Maple: A Natural Fit for Natural Convection - User Case Studies - Maplesoft
﻿

# User Case Study: Maple: A Natural Fit for Natural Convection

At Gonzaga University, Professor Abdul Aziz teaches undergraduate mechanical engineering students about heat transfer, the study of how systems behave under the influence of heating or cooling. His students use the extensive symbolic capabilities in Maple™ to explore the principles and equations that govern natural convection without getting bogged down in complicated numerical methods.

Natural convection happens when a temperature difference causes a fluid, such as air or water, to circulate. Professor Aziz’s students learn about natural convection caused by a vertically aligned hot plate. The heat from the plate causes the surrounding air to circulate, as illustrated in Figure 1, and the students learn that the fluid motion of air, as a result of the temperature difference, can be described with two nonlinear partial differential equations. To simplify these equations into nonlinear ordinary differential equations, they use a method called “similarity solutions.” Traditionally, the results of the equations must be computed numerically since the underlying equations are nonlinear, which means that the students will know what happens, but miss out on understanding why it happens. The students get mired in generating numerical results that have little connection in their minds to the governing equations they learn in class.

 Figure 1. A vertical hot plate causes the air on the right to circulate, called natural convection

To address this problem, Professor Aziz turned to Maple. The powerful symbolic computational capabilities of Maple allow his students to directly manipulate the governing ordinary differential equations of natural convection. Instead of focusing on numerical calculations, they have a chance to understand all the steps involved in solving the natural convection equations. According to Professor Aziz, by using Maple, “...it is now possible to teach the students the skills necessary to solve not only the boundary layer flows but also new and challenging problems in other areas of heat transfer.” The students are also required to do their homework assignments in Maple, which has the double benefit of raising the bar on the types of problems that can be assigned and making the job of marking faster and easier.
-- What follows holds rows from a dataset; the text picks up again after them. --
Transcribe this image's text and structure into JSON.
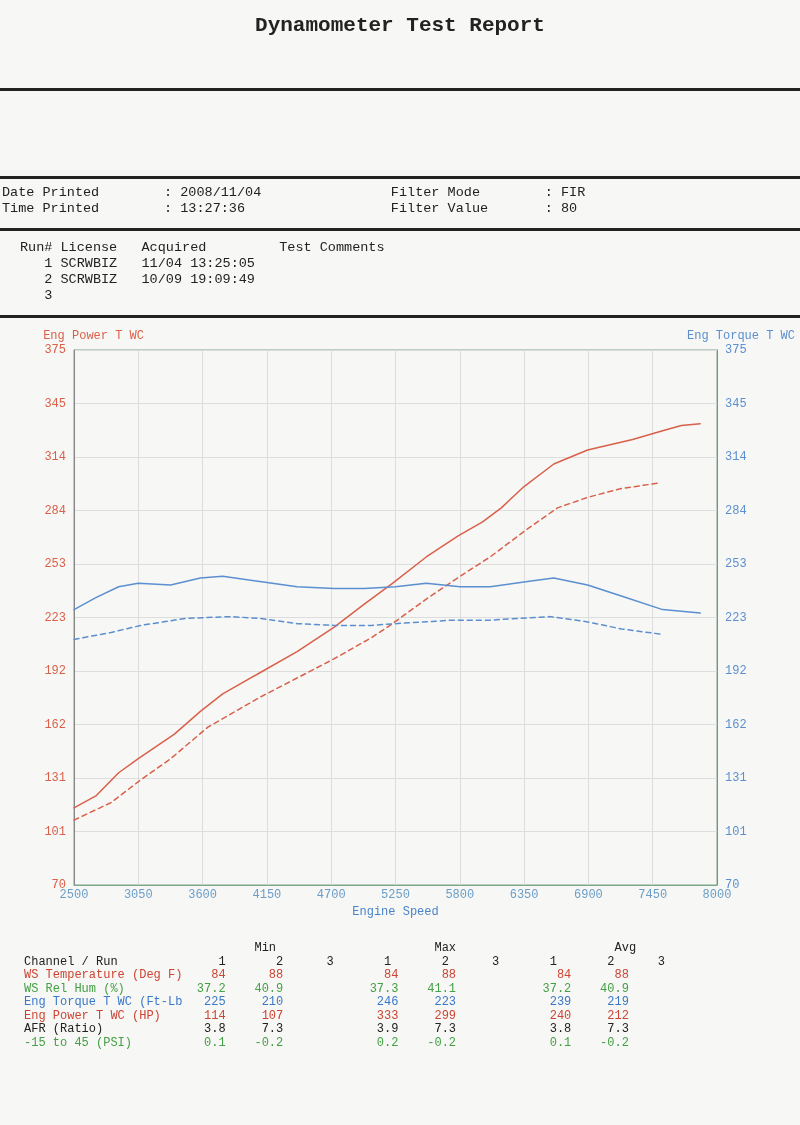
{
  "chart_data": {
    "type": "line",
    "title": "Dynamometer Test Report",
    "xlabel": "Engine Speed",
    "ylabel": "Eng Power T WC",
    "y2label": "Eng Torque T WC",
    "annotations": [
      "Date Printed        : 2008/11/04                Filter Mode        : FIR",
      "Time Printed        : 13:27:36                  Filter Value       : 80",
      "Run# License   Acquired         Test Comments",
      "   1 SCRWBIZ   11/04 13:25:05",
      "   2 SCRWBIZ   10/09 19:09:49",
      "   3",
      "                                Min                      Max                      Avg",
      "Channel / Run              1       2      3       1       2      3       1       2      3",
      "WS Temperature (Deg F)    84      88              84      88              84      88",
      "WS Rel Hum (%)          37.2    40.9            37.3    41.1            37.2    40.9",
      "Eng Torque T WC (Ft-Lb   225     210             246     223             239     219",
      "Eng Power T WC (HP)      114     107             333     299             240     212",
      "AFR (Ratio)              3.8     7.3             3.9     7.3             3.8     7.3",
      "-15 to 45 (PSI)          0.1    -0.2             0.2    -0.2             0.1    -0.2"
    ],
    "xlim": [
      2500,
      8000
    ],
    "xticks": [
      2500,
      3050,
      3600,
      4150,
      4700,
      5250,
      5800,
      6350,
      6900,
      7450,
      8000
    ],
    "ylim": [
      70,
      375
    ],
    "yticks": [
      70,
      {
        "value": 100.5,
        "label": "101"
      },
      131,
      {
        "value": 161.5,
        "label": "162"
      },
      192,
      {
        "value": 222.5,
        "label": "223"
      },
      253,
      {
        "value": 283.5,
        "label": "284"
      },
      314,
      {
        "value": 344.5,
        "label": "345"
      },
      375
    ],
    "y2lim": [
      70,
      375
    ],
    "y2ticks": [
      70,
      {
        "value": 100.5,
        "label": "101"
      },
      131,
      {
        "value": 161.5,
        "label": "162"
      },
      192,
      {
        "value": 222.5,
        "label": "223"
      },
      253,
      {
        "value": 283.5,
        "label": "284"
      },
      314,
      {
        "value": 344.5,
        "label": "345"
      },
      375
    ],
    "grid": true,
    "marker": "none",
    "series": [
      {
        "color": "#d9604a",
        "line_style": "solid",
        "x": [
          2500,
          2691,
          2882,
          3050,
          3359,
          3581,
          3772,
          4090,
          4408,
          4726,
          4980,
          5224,
          5513,
          5786,
          5995,
          6155,
          6347,
          6604,
          6893,
          7278,
          7535,
          7695,
          7856
        ],
        "values": [
          114,
          121,
          134,
          142,
          156,
          169,
          179,
          191,
          203,
          217,
          230,
          242,
          257,
          269,
          277,
          285,
          297,
          310,
          318,
          324,
          329,
          332,
          333
        ]
      },
      {
        "color": "#d9604a",
        "line_style": "dashed",
        "x": [
          2500,
          2818,
          3072,
          3327,
          3645,
          4090,
          4408,
          4726,
          5044,
          5224,
          5513,
          5802,
          6059,
          6379,
          6636,
          6893,
          7182,
          7487
        ],
        "values": [
          107,
          117,
          130,
          142,
          160,
          177,
          188,
          199,
          211,
          219,
          233,
          246,
          257,
          273,
          285,
          291,
          296,
          299
        ]
      },
      {
        "color": "#5b8fd0",
        "line_style": "solid",
        "axis": "y2",
        "x": [
          2500,
          2691,
          2882,
          3050,
          3327,
          3581,
          3772,
          4090,
          4408,
          4726,
          4980,
          5250,
          5513,
          5802,
          6059,
          6379,
          6604,
          6893,
          7214,
          7535,
          7856
        ],
        "values": [
          227,
          234,
          240,
          242,
          241,
          245,
          246,
          243,
          240,
          239,
          239,
          240,
          242,
          240,
          240,
          243,
          245,
          241,
          234,
          227,
          225
        ]
      },
      {
        "color": "#5b8fd0",
        "line_style": "dashed",
        "axis": "y2",
        "x": [
          2500,
          2818,
          3072,
          3454,
          3836,
          4090,
          4408,
          4726,
          5044,
          5250,
          5738,
          6059,
          6572,
          6893,
          7182,
          7519
        ],
        "values": [
          210,
          214,
          218,
          222,
          223,
          222,
          219,
          218,
          218,
          219,
          221,
          221,
          223,
          220,
          216,
          213
        ]
      }
    ]
  }
}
 Figure 2. Dimensionless velocity profiles in natural convection boundary layers over an isothermal vertical plate at different Prandtl numbers

Maple’s ODE solvers allow the students to manipulate and simplify the governing equations, and then produce numerical results only as the final step. The built-in numerical solvers use the popular RKF45 method to produce numerical solutions to the system of equations. Since these details are mostly hidden from the user, there is no need to waste time worrying about numerical issues such as convergence and accuracy since Maple takes care of the particulars. The students can generate results for varying input parameters all using the same set of underlying equations, without the need to reconfigure the solver. Some of these results are shown in Figure 2.

Thanks to the knowledge and understanding that Maple provides in his introductory course, many students choose to continue on and take Professor Aziz’s advanced heat transfer course where they solve problems in conduction, convection, and radiation. They are able to use Maple to explore cutting-edge topics in heat transfer research. They each take on a project in such modern and diverse research areas as extended surface heat transfer, entropy generation in convection processes, convective transport in microelectromechanical systems (MEMS), similarity solutions of laminar boundary layer flows, insulation profiles for optimum heat transfer, nonlinear heat conduction, and the design and analysis of finite size radiation heat shields. Without the symbolic capabilities of Maple, it is unlikely that these advanced topics would be within the reach of undergraduate students. Now, however, Maple has taken their learning from the textbook into the real world.